Expressionisme (maximale expressie)
Daarna een stap terug; Der Rosenkavalier (1910) Deze opera
is veel conservatiever.
Gelijkwaardige positie: Weber, Zemlinsky.
, Muziekgeschiedenis II
1900-2014
Anouk Overman
Alexamender Scriabin (1872-1915)
Piano, cf. Chopin, Liszt
Laatromantische stijl, maar in vanaf ca. 1907: steeds groter belang van
complexe harmonie.
Invloed van theosofie en metafysische theorieën.
Mystieke akkoord, cf. Wagner Tristan: C, Fis, Bes, E, A en dan D. Dit
kan voor hem de tonica zijn.
Vers la flamme: Het verschil met Wagner is dat de rest van het stuk
ook doorgaat op die vreemde akkoorden terwijl Wagner spanning
opbouwt en dus de muziek vooruit duwt.
Alle vreemde vertrekkende samenklanken zijn het beginpunt van een werk.
Impressionisme:
Beeldende kunst: Claude Monet, impressie, zonsopgang. Het komt uit
1872. De term wordt heel erg gebruikt om bepaalde componisten te
linken met schilders. Het impressionisme is een belangrijke stap weg van
het realisme van de beeldende kunst. Het geeft prioriteit aan impressies,
kleurscharkeringen en het maakt het zuivere spel van licht en kleur als
een belangrijker element.
Claude Debussy (1862-1918)
Maurice Ravel (1875-1935)
Cf. Schilderkunst
Kleur, onopgeloste dissonanten, vermijden van de leidtoon, parallelle septiemen, hele
toonstoonladders, pentatoniek (zwarte toetsen piano), modale elementen, octatoniek
(korsakov gebruikt dit heel graag),…
Ravel: Jeux d’eau (Eindigt op een septiemakkoord)

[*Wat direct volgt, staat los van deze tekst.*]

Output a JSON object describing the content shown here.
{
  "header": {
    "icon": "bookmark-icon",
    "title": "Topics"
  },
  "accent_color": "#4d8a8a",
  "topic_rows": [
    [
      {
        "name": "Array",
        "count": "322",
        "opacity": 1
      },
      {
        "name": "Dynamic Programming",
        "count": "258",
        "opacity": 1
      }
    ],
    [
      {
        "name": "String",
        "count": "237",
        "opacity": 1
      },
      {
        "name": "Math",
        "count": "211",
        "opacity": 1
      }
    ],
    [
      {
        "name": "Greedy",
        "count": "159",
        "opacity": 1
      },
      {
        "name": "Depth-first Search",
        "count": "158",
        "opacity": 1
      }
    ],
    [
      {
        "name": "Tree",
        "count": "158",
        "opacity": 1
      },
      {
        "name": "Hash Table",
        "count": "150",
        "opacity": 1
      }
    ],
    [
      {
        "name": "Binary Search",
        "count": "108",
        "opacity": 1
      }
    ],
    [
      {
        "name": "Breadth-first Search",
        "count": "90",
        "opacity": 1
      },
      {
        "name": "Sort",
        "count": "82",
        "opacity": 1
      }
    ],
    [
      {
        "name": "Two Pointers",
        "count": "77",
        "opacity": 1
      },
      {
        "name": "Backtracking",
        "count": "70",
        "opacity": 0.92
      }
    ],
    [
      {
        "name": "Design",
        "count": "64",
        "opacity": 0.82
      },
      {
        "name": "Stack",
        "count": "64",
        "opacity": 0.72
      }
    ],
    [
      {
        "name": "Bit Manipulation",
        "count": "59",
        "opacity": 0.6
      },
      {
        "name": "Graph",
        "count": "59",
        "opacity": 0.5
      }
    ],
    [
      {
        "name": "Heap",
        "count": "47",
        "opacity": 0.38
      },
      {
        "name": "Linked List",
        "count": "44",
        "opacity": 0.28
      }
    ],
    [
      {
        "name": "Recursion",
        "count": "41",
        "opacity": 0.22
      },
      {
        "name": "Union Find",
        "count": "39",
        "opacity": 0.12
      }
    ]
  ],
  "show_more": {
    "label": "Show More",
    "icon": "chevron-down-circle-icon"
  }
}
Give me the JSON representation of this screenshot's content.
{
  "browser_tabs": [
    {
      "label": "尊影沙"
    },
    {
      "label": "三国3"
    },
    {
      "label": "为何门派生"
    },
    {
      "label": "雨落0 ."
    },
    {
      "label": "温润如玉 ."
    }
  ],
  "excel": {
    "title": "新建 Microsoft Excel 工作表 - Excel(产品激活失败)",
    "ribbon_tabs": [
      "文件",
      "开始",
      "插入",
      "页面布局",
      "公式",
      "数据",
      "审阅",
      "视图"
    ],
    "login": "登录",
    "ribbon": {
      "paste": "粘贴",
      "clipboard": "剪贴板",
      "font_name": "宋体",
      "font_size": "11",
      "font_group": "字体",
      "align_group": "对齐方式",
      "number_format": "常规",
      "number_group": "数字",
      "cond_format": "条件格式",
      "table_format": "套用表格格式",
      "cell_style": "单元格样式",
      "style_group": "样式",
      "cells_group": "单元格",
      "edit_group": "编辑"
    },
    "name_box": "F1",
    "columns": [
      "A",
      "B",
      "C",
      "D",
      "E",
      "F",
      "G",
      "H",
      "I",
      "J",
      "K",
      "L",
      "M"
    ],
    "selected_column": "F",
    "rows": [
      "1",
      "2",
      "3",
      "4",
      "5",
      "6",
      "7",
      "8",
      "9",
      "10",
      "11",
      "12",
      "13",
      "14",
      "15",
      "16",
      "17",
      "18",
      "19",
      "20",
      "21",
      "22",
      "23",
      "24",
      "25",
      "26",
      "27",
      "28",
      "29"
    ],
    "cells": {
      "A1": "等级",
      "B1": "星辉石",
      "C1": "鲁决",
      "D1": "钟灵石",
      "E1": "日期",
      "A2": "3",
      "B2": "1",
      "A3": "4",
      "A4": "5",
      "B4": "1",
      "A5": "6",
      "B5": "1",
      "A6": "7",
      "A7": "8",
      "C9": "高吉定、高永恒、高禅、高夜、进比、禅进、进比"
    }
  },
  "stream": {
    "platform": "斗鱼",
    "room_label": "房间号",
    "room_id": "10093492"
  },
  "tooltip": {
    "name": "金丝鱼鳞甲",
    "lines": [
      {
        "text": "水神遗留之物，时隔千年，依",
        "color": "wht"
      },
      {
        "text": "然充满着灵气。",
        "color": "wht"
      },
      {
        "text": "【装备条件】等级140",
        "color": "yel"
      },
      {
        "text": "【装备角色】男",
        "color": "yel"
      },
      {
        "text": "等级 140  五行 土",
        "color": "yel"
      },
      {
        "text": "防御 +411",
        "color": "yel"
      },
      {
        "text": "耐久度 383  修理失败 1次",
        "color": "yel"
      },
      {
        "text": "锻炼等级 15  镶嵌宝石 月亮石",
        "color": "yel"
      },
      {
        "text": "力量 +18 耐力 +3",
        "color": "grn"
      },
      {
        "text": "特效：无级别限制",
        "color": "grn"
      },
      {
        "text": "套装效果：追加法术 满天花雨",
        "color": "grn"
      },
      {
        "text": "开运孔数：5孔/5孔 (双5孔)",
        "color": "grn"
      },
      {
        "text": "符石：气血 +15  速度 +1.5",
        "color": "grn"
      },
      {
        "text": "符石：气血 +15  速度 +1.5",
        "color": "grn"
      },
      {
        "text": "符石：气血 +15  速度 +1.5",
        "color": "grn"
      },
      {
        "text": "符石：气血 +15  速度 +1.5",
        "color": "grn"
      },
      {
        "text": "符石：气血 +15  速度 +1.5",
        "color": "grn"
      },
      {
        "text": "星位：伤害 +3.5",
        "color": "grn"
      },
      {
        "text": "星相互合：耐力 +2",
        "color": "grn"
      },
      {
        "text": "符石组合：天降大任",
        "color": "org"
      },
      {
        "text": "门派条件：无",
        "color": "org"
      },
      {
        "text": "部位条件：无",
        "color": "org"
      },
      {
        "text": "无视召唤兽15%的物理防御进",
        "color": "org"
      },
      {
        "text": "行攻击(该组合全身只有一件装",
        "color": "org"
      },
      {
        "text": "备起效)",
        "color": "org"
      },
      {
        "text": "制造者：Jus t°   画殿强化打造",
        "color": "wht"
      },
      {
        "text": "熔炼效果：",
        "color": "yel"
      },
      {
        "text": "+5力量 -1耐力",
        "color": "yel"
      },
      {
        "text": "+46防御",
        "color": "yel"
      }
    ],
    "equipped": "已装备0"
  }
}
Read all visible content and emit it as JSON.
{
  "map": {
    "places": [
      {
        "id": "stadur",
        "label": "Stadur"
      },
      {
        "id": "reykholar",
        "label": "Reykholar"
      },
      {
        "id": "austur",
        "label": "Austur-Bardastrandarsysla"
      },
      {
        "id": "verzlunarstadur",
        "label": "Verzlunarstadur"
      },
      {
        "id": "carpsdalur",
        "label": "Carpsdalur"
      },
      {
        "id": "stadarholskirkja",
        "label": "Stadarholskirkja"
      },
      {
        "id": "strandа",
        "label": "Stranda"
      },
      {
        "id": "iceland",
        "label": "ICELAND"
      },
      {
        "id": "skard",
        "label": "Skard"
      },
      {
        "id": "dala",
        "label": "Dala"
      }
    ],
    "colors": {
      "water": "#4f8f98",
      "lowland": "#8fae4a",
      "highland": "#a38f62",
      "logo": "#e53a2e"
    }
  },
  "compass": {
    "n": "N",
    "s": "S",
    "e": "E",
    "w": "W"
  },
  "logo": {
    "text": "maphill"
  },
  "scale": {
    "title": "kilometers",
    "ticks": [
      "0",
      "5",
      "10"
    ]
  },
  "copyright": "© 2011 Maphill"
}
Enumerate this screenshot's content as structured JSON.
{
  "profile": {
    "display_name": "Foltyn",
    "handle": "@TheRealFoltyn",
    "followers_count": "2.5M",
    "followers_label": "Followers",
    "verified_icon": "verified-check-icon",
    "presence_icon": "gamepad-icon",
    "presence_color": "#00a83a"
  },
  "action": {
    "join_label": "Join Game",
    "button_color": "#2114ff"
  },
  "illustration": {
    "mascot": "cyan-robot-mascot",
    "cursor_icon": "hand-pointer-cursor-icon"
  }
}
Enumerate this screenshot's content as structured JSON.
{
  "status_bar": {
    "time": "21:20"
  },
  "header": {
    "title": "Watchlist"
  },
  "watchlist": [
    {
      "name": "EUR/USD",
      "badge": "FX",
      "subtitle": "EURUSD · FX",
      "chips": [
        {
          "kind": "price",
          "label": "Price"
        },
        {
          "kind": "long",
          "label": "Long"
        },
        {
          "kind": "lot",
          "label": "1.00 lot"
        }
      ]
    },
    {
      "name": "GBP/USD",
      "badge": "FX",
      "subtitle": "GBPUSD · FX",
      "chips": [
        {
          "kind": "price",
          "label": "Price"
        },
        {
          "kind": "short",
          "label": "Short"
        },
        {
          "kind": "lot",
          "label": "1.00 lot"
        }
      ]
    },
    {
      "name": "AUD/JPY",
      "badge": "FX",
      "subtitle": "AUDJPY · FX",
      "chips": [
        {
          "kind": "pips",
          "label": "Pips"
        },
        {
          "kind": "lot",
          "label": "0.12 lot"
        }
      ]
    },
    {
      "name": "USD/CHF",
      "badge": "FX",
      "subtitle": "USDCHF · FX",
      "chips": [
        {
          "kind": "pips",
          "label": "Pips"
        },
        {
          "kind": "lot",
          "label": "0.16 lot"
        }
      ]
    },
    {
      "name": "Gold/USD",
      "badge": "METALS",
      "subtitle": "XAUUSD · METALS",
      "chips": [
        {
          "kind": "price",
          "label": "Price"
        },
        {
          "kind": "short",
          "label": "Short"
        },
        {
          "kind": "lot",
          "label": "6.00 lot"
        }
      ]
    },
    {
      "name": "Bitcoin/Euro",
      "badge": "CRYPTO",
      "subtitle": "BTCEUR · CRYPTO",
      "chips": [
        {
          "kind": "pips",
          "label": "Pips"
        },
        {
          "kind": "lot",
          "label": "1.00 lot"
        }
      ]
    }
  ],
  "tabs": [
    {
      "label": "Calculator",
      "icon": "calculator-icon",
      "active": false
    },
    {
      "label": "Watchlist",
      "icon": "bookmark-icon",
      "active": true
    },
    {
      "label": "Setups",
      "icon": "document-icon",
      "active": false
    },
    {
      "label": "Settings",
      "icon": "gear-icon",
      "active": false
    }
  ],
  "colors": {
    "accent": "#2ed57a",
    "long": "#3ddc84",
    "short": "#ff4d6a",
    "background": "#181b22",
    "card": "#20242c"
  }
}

Debussy: La fille aux cheveux de lin Het meisje met het vlaskleurige haar. Heel vaak de indruk
dat de verschillende segmenten naast elkaar staan.
Debussy: La mer – 2. Jeu de vagues. (zee) Ongefilterde impressies.
Muzikaal nationalisme:
Hoogtepunt in de 19e eeuw. Vanuit het nationaal denken komt er ook een nieuwe stroming van
muzikale ideeën. De octotonische toonladder.